The former Deputy Prime Minister bought the detached house in Ashton-under-Lyne, Greater Manchester, for £375,000 in 2016 along with her then husband, Mark.
When they divorced two years ago, half of its value was transferred to a trust benefiting their teenage son, who was left with lifelong disabilities after being born prematurely.
In January this year Ms Rayner sold her 25 per cent stake to the trust for £162,500, using the money as a deposit towards an £800,000 flat in Hove, East Sussex.
But analysis of property sales data has put the house’s £650,000 valuation in 2023 into question.
Out of 44 homes sold in the street in the last five years, the most expensive was a semi-detached property which fetched £265,000 – almost £400,000 less.
The most recent sale of a four-bed detached house within a mile of her property was in May this year, when it fetched £425,000.
No property at all outside of Rayner’s street within a one-mile radius has sold for more than £561,000, according to analysis of Rightmove data. Estimates of the four-bed detached house’s current value on property websites range from £565,000 to £637,000.


And a local estate agent told the Daily Mail it could now be worth between £527,000 and £620,000.
If the property is worth less than the valuation used by Ms Rayner, it means that were it to be sold, her son risks getting less back than the trust in his name paid his mother.
The trust was set up after a compensation payout from the NHS following difficulties during his birth and subsequent care in 2008.
The red-brick house – described as ‘imposing’ in an estate agent’s brochure when it was marketed for £400,000 in 2016 – is larger than the mainly semi-detached and terraced homes in her street.
It is set in what are described as ‘substantial’ grounds – the garden is so large that it adjoins houses several doors away, leading to one neighbour claiming Ms Rayner’s trees are blocking his light.
The Rayners have built a 6 metre (19ft 6in) extension – an extension typically adds 10-15 per cent to a house’s value. Ms Rayner’s allies have insisted the house was valued by a third party, likely a professional valuer, who would have considered improvements to the property.
Earlier this week Ms Rayner said she transferred her share of the house to her now 17-year-old son’s trust in order to ensure he had ‘stability in the family home’.
She and her ex-husband alternate living at the property and look after their two teenage sons under a ‘nesting arrangement’, she said.

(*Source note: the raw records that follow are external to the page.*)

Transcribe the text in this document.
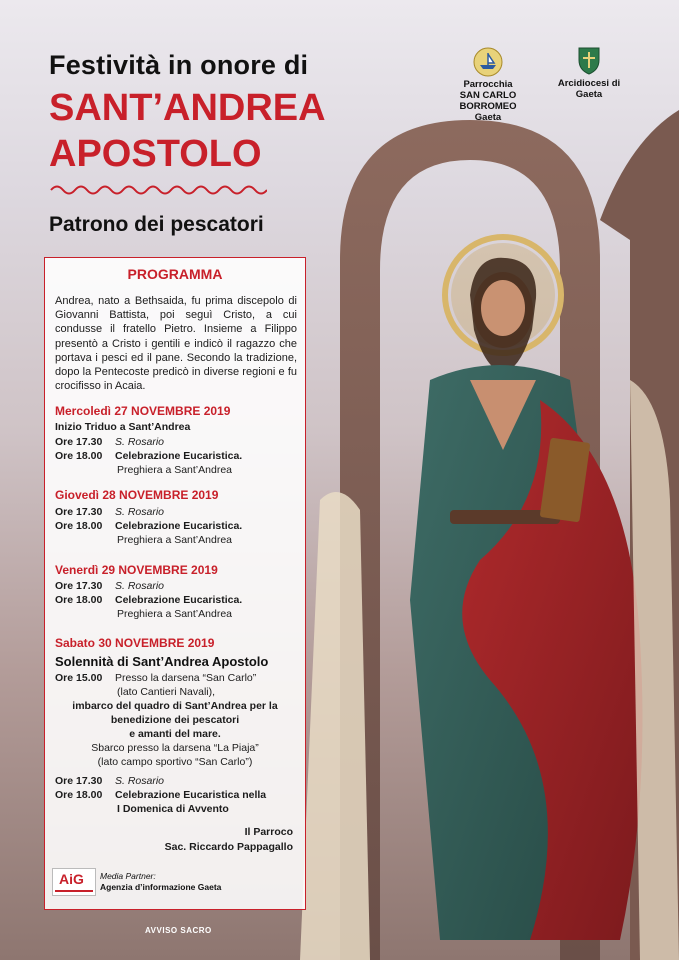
Festività in onore di
SANT’ANDREA
APOSTOLO
Patrono dei pescatori
Parrocchia
SAN CARLO BORROMEO
Gaeta
Arcidiocesi di
Gaeta
PROGRAMMA
Andrea, nato a Bethsaida, fu prima discepolo di Giovanni Battista, poi seguì Cristo, a cui condusse il fratello Pietro. Insieme a Filippo presentò a Cristo i gentili e indicò il ragazzo che portava i pesci ed il pane. Secondo la tradizione, dopo la Pentecoste predicò in diverse regioni e fu crocifisso in Acaia.
Mercoledì 27 NOVEMBRE 2019
Inizio Triduo a Sant’Andrea
Ore 17.30 S. Rosario
Ore 18.00 Celebrazione Eucaristica.
Preghiera a Sant’Andrea
Giovedì 28 NOVEMBRE 2019
Ore 17.30 S. Rosario
Ore 18.00 Celebrazione Eucaristica.
Preghiera a Sant’Andrea
Venerdì 29 NOVEMBRE 2019
Ore 17.30 S. Rosario
Ore 18.00 Celebrazione Eucaristica.
Preghiera a Sant’Andrea
Sabato 30 NOVEMBRE 2019
Solennità di Sant’Andrea Apostolo
Ore 15.00 Presso la darsena “San Carlo”
(lato Cantieri Navali),
imbarco del quadro di Sant’Andrea per la
benedizione dei pescatori
e amanti del mare.
Sbarco presso la darsena “La Piaja”
(lato campo sportivo “San Carlo”)
Ore 17.30 S. Rosario
Ore 18.00 Celebrazione Eucaristica nella
I Domenica di Avvento
Il Parroco
Sac. Riccardo Pappagallo
AiG Media Partner:
Agenzia d’informazione Gaeta
AVVISO SACRO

Stephanie Churchill, founder of Churchill Taxation, said when a property is put partially or wholly into a trust, there is often no need for a formal surveyor’s valuation.
But if the share is sold, Ms Churchill said she would advise on a ‘robust’ surveyor valuation.
‘If she has taken more money out of the house than she should have done, that could have tax implications,’ Ms Churchill added.